While China's economy has matured rapidly, the official history of modern China remains unrevised. How the truth of the past emerges in China is a subject of great importance and invisible struggle here. Legends like the Long March, the epic two—year survival march around China by the fledgling communists, remain so crucial to the founding concepts of the party that archives on the march are unapproachable and no scholars who want a healthy career will study the area.

This attitude has not stopped historical research from uncovering a fuller picture of the Long March. Much of what the world knew and most Chinese still believe of the March came from Edgar Snow's famous book, Red Star over China. Snow based his book on interviews with Mao Tes—tung, who is reputed to have virtually dictated parts of it to Snow.

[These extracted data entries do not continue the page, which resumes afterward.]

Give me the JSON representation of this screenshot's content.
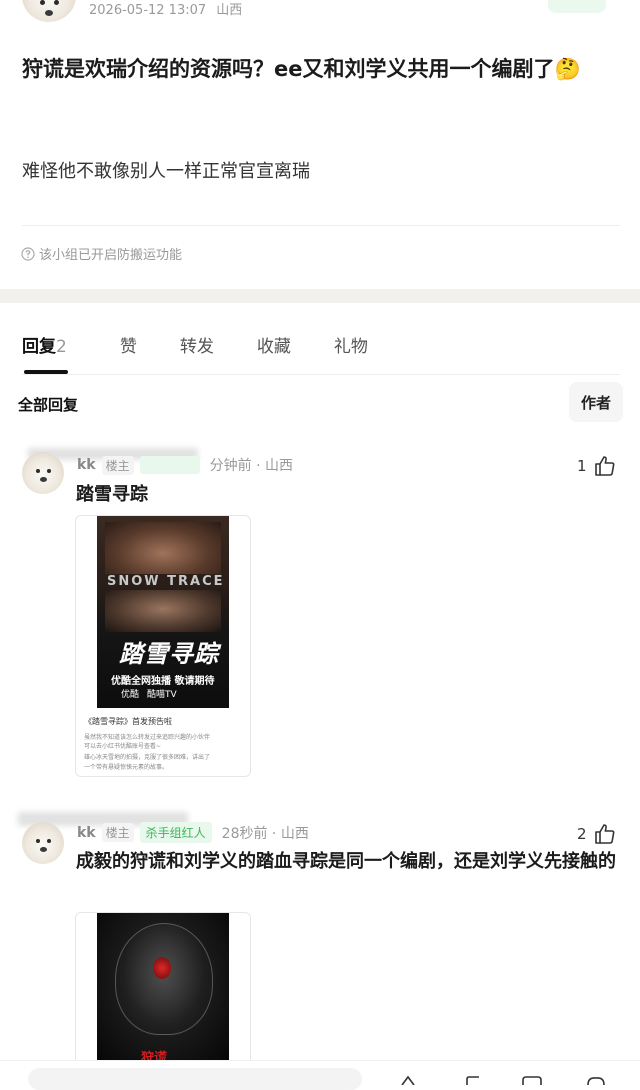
{
  "post": {
    "timestamp": "2026-05-12 13:07",
    "location": "山西",
    "title": "狩谎是欢瑞介绍的资源吗？ee又和刘学义共用一个编剧了🤔",
    "body": "难怪他不敢像别人一样正常官宣离瑞",
    "notice": "该小组已开启防搬运功能"
  },
  "tabs": [
    {
      "label": "回复",
      "count": "2"
    },
    {
      "label": "赞"
    },
    {
      "label": "转发"
    },
    {
      "label": "收藏"
    },
    {
      "label": "礼物"
    }
  ],
  "filter": {
    "all_replies": "全部回复",
    "author_only": "作者"
  },
  "replies": [
    {
      "nickname": "kk",
      "owner_tag": "楼主",
      "green_tag": "",
      "time": "分钟前",
      "location": "山西",
      "likes": "1",
      "text": "踏雪寻踪",
      "image": {
        "poster_en": "SNOW TRACE",
        "poster_cn": "踏雪寻踪",
        "poster_slogan": "优酷全网独播 敬请期待",
        "brand_a": "优酷",
        "brand_b": "酷喵TV",
        "caption_title": "《踏雪寻踪》首发预告啦",
        "caption_lines": [
          "虽然我不知道该怎么转发过来追踪兴趣的小伙伴",
          "可以去小红书优酷账号查看~",
          "雄心冰天雪地的拍摄，克服了很多困难，讲出了",
          "一个带有悬疑惊悚元素的故事。"
        ]
      }
    },
    {
      "nickname": "kk",
      "owner_tag": "楼主",
      "green_tag": "杀手组红人",
      "time": "28秒前",
      "location": "山西",
      "likes": "2",
      "text": "成毅的狩谎和刘学义的踏血寻踪是同一个编剧，还是刘学义先接触的",
      "image": {
        "poster_cn": "狩谎"
      }
    }
  ],
  "colors": {
    "accent_green": "#3fb55c",
    "tag_green_bg": "#e9f8ec",
    "muted_text": "#999999"
  }
}
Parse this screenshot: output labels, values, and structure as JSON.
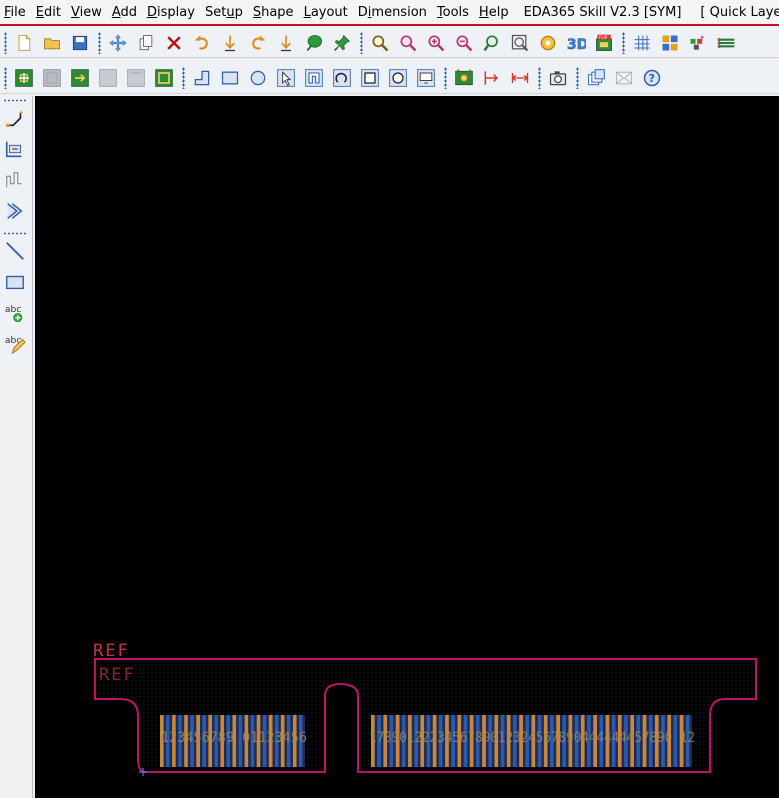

A Chinese—born historian, Sun Shuyun, has written a revisionist history of the Long March, published in English (but not yet listed on Amazon.com), which is not seeing publication in China. By no means is she a harsh critic:

Ms. Sun, an Oxford—educated daughter of China who tracked down 40 march survivors, found the real story of China's defining myth to be "far more heroic, and far more tragic, than is known." The endurance, the sacrifices, the heartbreak — especially for women — goes past any official accounting, she finds.

But as Marquand noted:

Take the Long March. As a founding narrative, it is rousing: Mao and his followers were forced out of their stronghold in south China by bad military decisions made by a German tactician named Otto Braun, who was foisted onto the Reds by Moscow. Some 200,000 soldiers in three armies wandered like the children of Israel over mountains and rivers, hungry and attacked, backtracking, until only 40,000 survivors arrived at Wuqi in the north two years later. This was the core of a new China.

Today, Long March is like apple pie. It's the name for missiles, military hospitals, and schools. On "Red tourism" vacations, Chinese walk parts of the march. Chinese journalists retrace the footprints of the march, blogging all the way.

All nations mythologize their foundings, of course. But China has taken a very public and very important diplomatic stance with regard to airbrushed history of the very era in which the Long March took place. Japan is regularly excoriated for failing to own up to war crimes against China, and visits to Yasukuni Shrine by officials are triggers for diplomatic protests and stronger measures.

I am all in favor of truth—telling. I want Japanese school students to learn about The Rape of Nanking (which has its own historical controversies) in their textbooks. But Japan does not forbid publication of critical books on that history, or any other such question.

China has made remarkable economic progress in recent years, but political freedom has lagged behind. Despite efforts to control the internet, the truth known overseas cannot be prevented from reaching the Chinese people. The regime recently has been clumsy in its suppression of reference to the Tiananmen massacre, embarrassing itself before the world of movie—makers. I don't expect them to become more adroit any time soon.